The 10s In Review: An Occasional Series

Me in 2010 and in 2019.

It’s now the last month of the last year in a decade, and I suppose that means it might be a good time to collect up some thoughts on the past ten years, on both a personal and larger level. To that end, from time to time this month, basically when it crosses my mind to do so, I’ll do posts on the people, events, creative work and other notable things that I want to note before the 10s officially recede into the rear view mirror. Some of this will be specific to me and my life, and some of it will be more general.

I don’t want to overhype this intended collection of decade-end pieces, because ten years ago a grandly announced a very similar plan for the years 2000 – 2009, complete with snazzy graphic, and proceeded to not write any pieces, how embarrassing is that. This time I plan to be more low-key about it. If I’m moved to write something, I will. If not, then, well. It’s not like I wasn’t writing here over the last ten years; you can find what I was thinking about things as we went along. But I do have some thoughts on it all, if for no other reason than to help me make sense of it all for myself, so I suspect there will be at least a few pieces before the end of the month.

I will note — and I think this should be fairly obvious if you’ve been following along here at all in the last decade — that the 10s were a pretty good decade for me personally. Not without its challenges, certainly, but one that on a personal and professional level brought a measure of success and contentment. This is contrasted, I think, with a larger more general trend away from contentment. This division was interesting to experience and not entirely comfortable in its implications, and I imagine this dichotomy will thread itself into the pieces. I expect I will leaven these thoughts with “decade in review” posts of cats and sunsets, however, so there is that, at least.

In any event, this is my plan for December. Let’s see how it plays out.

15 Comments on “The 10s In Review: An Occasional Series”

  1. My late uncle, an engineer, was always very precise. One of his sore points was people who misidentified the starts and ends of decades.

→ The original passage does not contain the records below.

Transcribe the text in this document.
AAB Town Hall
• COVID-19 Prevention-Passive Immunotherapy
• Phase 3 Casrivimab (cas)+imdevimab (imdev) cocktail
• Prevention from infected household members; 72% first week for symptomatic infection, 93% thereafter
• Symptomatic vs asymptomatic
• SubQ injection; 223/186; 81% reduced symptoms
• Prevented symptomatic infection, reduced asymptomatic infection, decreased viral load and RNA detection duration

    He noted the the first century began with year 1, not year 0. (And it was the first century, not the ‘zeroth’). Thus, each decade after began with the year numbered 1, in the present case, 2011.

    Consequently, the final year of the 2nd decade of the 21st century will be 2020, not 2019.

    I know this is an annoying nit to pick, but I REALLY don’t want to see another decade marred by the current US government.

  2. Ken:

    I would tell you to don’t be that guy, but it’s too late, you’ve already been that guy.

    And also, I and everyone else who is not actually an engineer is gonna go ahead and do it this way.

  3. Yes, because the change of year – eg, from 10s to 20s – is far more visually significant. I think occasional life reviews are a good idea, and it helps if they have a ‘peg’ of some kind. I look forward to any entries on this subject.

  4. (Anyway, this calendar wasn’t in use in the first century, and nobody is in a position to prescribe when it began. You could say it began with the birth of Jesus around 4BC* or it began in the year zero, which historians call 1 BC for reasons all their own. Not only do you get to do what you want – but the engineers have no beef with it. And the October Revolution took place on November 7. Meh.)

    *Meaning the first century was 103 years long by that reckoning – don’t blame me.

  5. I hope you won’t think I’m trying to hijack your thread (but I guess I am), but I wrote up something about the decade/millennium crapola on my blog a few years back. Short answer: the pedants are wrong: When do the teens end? (Or, I guess you could say that I’m out-pedanting the pedants.)

  6. Ken, please note that OGH called this “The 10s In Review…”. While 2020 is the final year of the second decade of the 21st century it is not a part of “The 10s”, which is the decade he’s reviewing.

    Your engineer uncle would probably appreciate precision in reading as much as in writing.

  7. I was “going to be that person”, and I am an engineer. So don’t put us down for our need for accuracy.

  8. biomade:

    You know, if it bugs you (or any other engineer), you don’t have to read the posts.

    Also, to avoid this comment thread bogging down on this particular pointless argument, let’s consider the matter tabled.

  9. oh, OK. but I like reading your posts so I can live with you doing it. Being an Engineer with aixelsyd (dyslexia) and CDO (in alphabetical order) does add a certain je ne sais quoi to the how I think. BUT WOW, I got a named reply thank you.

  10. Ten years is a significant chunk of anyone’s life. I’m interested in reading what you write about what interested/inspired/irritated you over that time.

  11. The 10’s were a shit show. Dogged by the 2008 recession even now and a nazi frat boy as president? This decade cant get over fast enough.

    The 20’s? Maybe we’ll see humans walk on the moon again, maybe we’ll send people to mars. We have seen the end of moore’s law. But perhaps we will see the dawn of quantuum computing and true AI.

    The issue of course is if those AI are used to sell even more sophisticated political lie advertising to make facebook richer.

    Somewhere the internet revolution morphed into the data mining personal information for profit revolution.

  12. This is probably an odd thing to have noticed, but… John, any thoughts on why you held the camera in so much lower a position ten years ago, compared to now?